In an old paper, Ehrenfest 1931, the introduction starts off as follows:
The band spectra of symmetric diatomic molecules show certain striking differences from those of asymmetric molecules. For when the two nuclei of the molecule are identical, the intensity of the individual lines of a band, instead of varying smoothly from line to line, alternates more or less markedly.
There is something called the relative weight, defined by the ratio of the number of states that are symmetric under interchange of the two nuclei and the number that are asymmetric. In modern language, let the degeneracy of the nuclear ground state be $g$. Then the relative weight is $(g+1)/(g-1)$ if the nuclei are bosons, $(g-1)/(g+1)$ if fermions. If I'm understanding correctly, then if the rotational state of the molecule is $J$, then depending on whether $J$ is odd or even, the two nuclei can pick up a relative phase $(-1)^J$, so the degeneracy of the odd-$J$ and even-$J$ states alternates according to the relative weights.

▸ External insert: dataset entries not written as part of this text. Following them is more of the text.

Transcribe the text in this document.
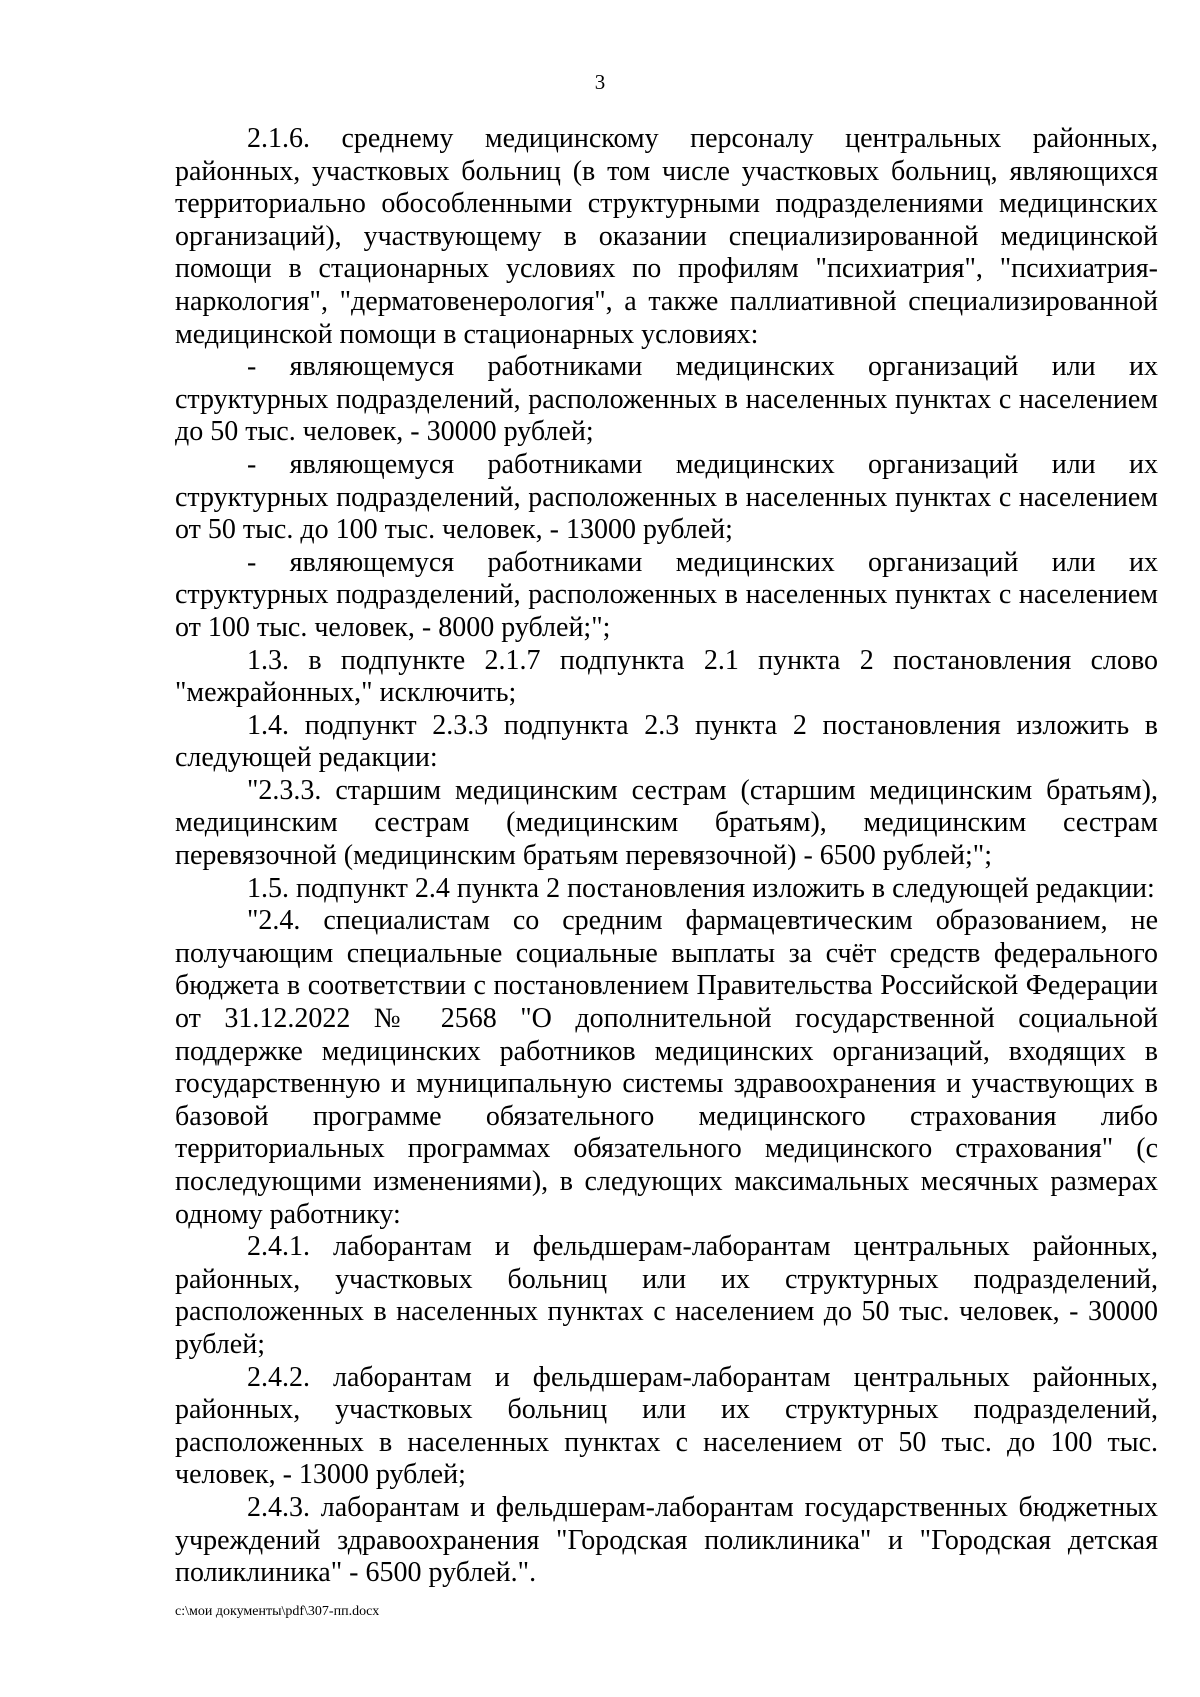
3

2.1.6. среднему медицинскому персоналу центральных районных, районных, участковых больниц (в том числе участковых больниц, являющихся территориально обособленными структурными подразделениями медицинских организаций), участвующему в оказании специализированной медицинской помощи в стационарных условиях по профилям "психиатрия", "психиатрия-наркология", "дерматовенерология", а также паллиативной специализированной медицинской помощи в стационарных условиях:

- являющемуся работниками медицинских организаций или их структурных подразделений, расположенных в населенных пунктах с населением до 50 тыс. человек, - 30000 рублей;

- являющемуся работниками медицинских организаций или их структурных подразделений, расположенных в населенных пунктах с населением от 50 тыс. до 100 тыс. человек, - 13000 рублей;

- являющемуся работниками медицинских организаций или их структурных подразделений, расположенных в населенных пунктах с населением от 100 тыс. человек, - 8000 рублей;";

1.3. в подпункте 2.1.7 подпункта 2.1 пункта 2 постановления слово "межрайонных," исключить;

1.4. подпункт 2.3.3 подпункта 2.3 пункта 2 постановления изложить в следующей редакции:

"2.3.3. старшим медицинским сестрам (старшим медицинским братьям), медицинским сестрам (медицинским братьям), медицинским сестрам перевязочной (медицинским братьям перевязочной) - 6500 рублей;";

1.5. подпункт 2.4 пункта 2 постановления изложить в следующей редакции:

"2.4. специалистам со средним фармацевтическим образованием, не получающим специальные социальные выплаты за счёт средств федерального бюджета в соответствии с постановлением Правительства Российской Федерации от 31.12.2022 № 2568 "О дополнительной государственной социальной поддержке медицинских работников медицинских организаций, входящих в государственную и муниципальную системы здравоохранения и участвующих в базовой программе обязательного медицинского страхования либо территориальных программах обязательного медицинского страхования" (с последующими изменениями), в следующих максимальных месячных размерах одному работнику:

2.4.1. лаборантам и фельдшерам-лаборантам центральных районных, районных, участковых больниц или их структурных подразделений, расположенных в населенных пунктах с населением до 50 тыс. человек, - 30000 рублей;

2.4.2. лаборантам и фельдшерам-лаборантам центральных районных, районных, участковых больниц или их структурных подразделений, расположенных в населенных пунктах с населением от 50 тыс. до 100 тыс. человек, - 13000 рублей;

2.4.3. лаборантам и фельдшерам-лаборантам государственных бюджетных учреждений здравоохранения "Городская поликлиника" и "Городская детская поликлиника" - 6500 рублей.".

c:\мои документы\pdf\307-пп.docx
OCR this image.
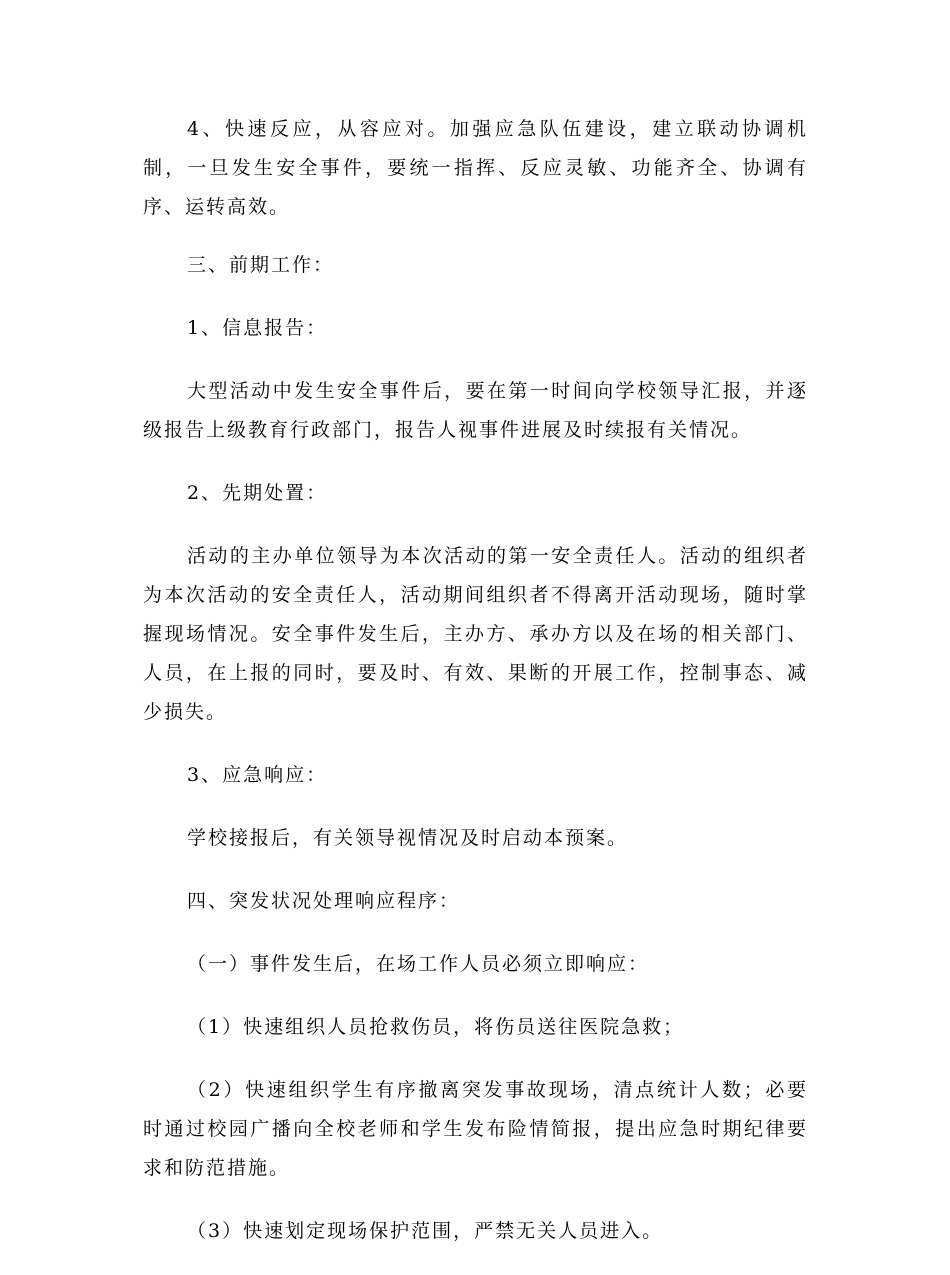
4、快速反应，从容应对。加强应急队伍建设，建立联动协调机制，一旦发生安全事件，要统一指挥、反应灵敏、功能齐全、协调有序、运转高效。

三、前期工作：

1、信息报告：

大型活动中发生安全事件后，要在第一时间向学校领导汇报，并逐级报告上级教育行政部门，报告人视事件进展及时续报有关情况。

2、先期处置：

活动的主办单位领导为本次活动的第一安全责任人。活动的组织者为本次活动的安全责任人，活动期间组织者不得离开活动现场，随时掌握现场情况。安全事件发生后，主办方、承办方以及在场的相关部门、人员，在上报的同时，要及时、有效、果断的开展工作，控制事态、减少损失。

3、应急响应：

学校接报后，有关领导视情况及时启动本预案。

四、突发状况处理响应程序：

（一）事件发生后，在场工作人员必须立即响应：

（1）快速组织人员抢救伤员，将伤员送往医院急救；

（2）快速组织学生有序撤离突发事故现场，清点统计人数；必要时通过校园广播向全校老师和学生发布险情简报，提出应急时期纪律要求和防范措施。

（3）快速划定现场保护范围，严禁无关人员进入。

Assuming the above is right, then there's only one thing I really don't understand. How does this show up experimentally as an alternating pattern of intensities? What kind of transitions are we talking about? M1? E2? Are these absorption spectra? Emission spectra? Suppose you populate a molecular state with some spin. Then we're just hopping down a ladder, and it seems to me that by simple conservation of probability there can't be any alternation of intensity. Or by intensity do they actually mean transition rate rather than what an experimentalist would call intensity? (If so, then I'm curious how one would determine these transition rates. From natural line widths? From competition between radiation and collisions in a sample of gas?)